Vinod Mehta was the consummate commentator who never saw either side of the political coin as any less brighter. In fact, he deduced the cause and effect, using both. In his columns, he placed firm opinions without a preface, followed by the very minimum of arguments in support. He had the patience to let the readers mull on an issue and, in the process, mature in the art of political appreciation. He neither flogged a political fault to death nor sang paeans to a success, the hallmark of a quintessential observer. It was the visual media that brought out Mehta’s persona, in full flow and endeared him to countless admirers.

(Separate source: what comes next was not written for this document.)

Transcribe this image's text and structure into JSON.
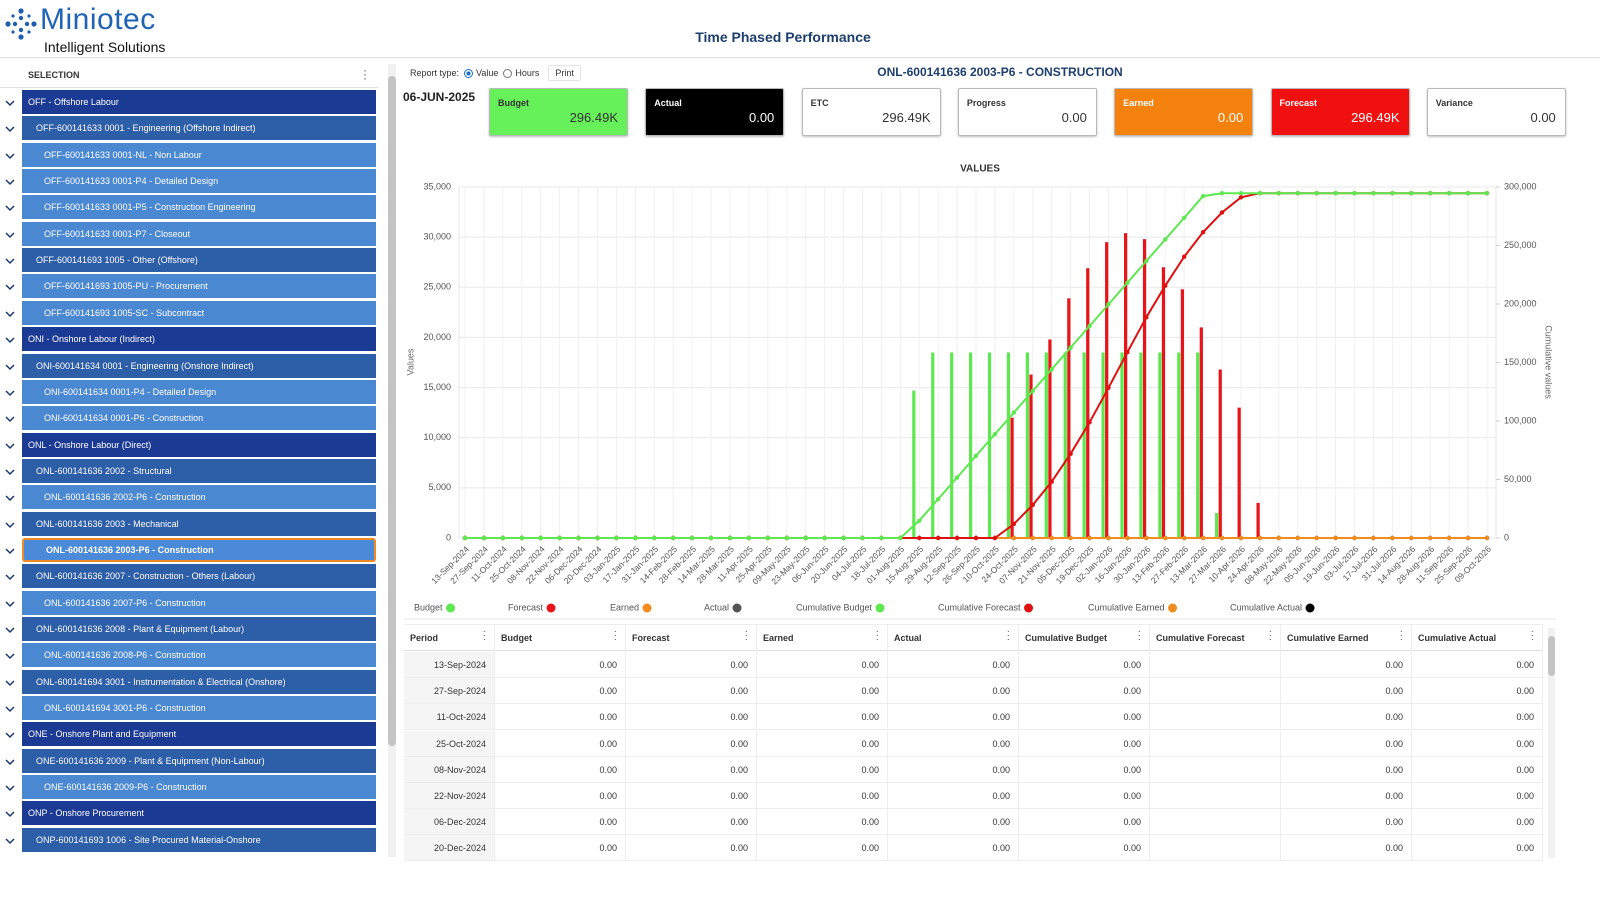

Handsome and debonair, with a shock of white hair, twinkle in the eyes and the lips trying hard to suppress the bemusement inside, he often stood out in the panel at debate. He gladly suffered the cacophony of panellists and overbearing anchors and, most of the time, was the last to be heard. The channels must be happy it was thus, as viewers waited till the end to hear him. Brevity is the soul of wit as also expression of an incisive thought. And Mehta provided that capsule of politics to the viewers as a reviving night cap and one went to bed with a feeling that politics is not that bad after all!
R Narayanan, Ghaziabad
Guv’s view distinct from RBI’s
Apropos of your interview with former RBI Governor C Rangarajan, “RBI Governor should have casting vote in monetary policy panel” (March 5), how can Rangarajan say that decision of RBI is the decision of the Governor? Perhaps RBI, during Rangarajan’s tenure as Governor, would have functioned in that way. If we are equating a position with the institution, then it is against public policy. Usually inflation policy and such other important policies are decided by the Governor not only in consultation with his colleagues in the central bank but also with the functionaries from the finance ministry. No individual, howsoever, endowed with knowledge and intelligence, can equate himself with an institution. Even the institutions, including RBI, do not have internal norms that bestows unilateral authority on RBI Governor. If a particular policy is communicated to the market by the Governor, it does not mean that it represents Governor’s decision. In case of divided opinion, the Governor should strive for consensus.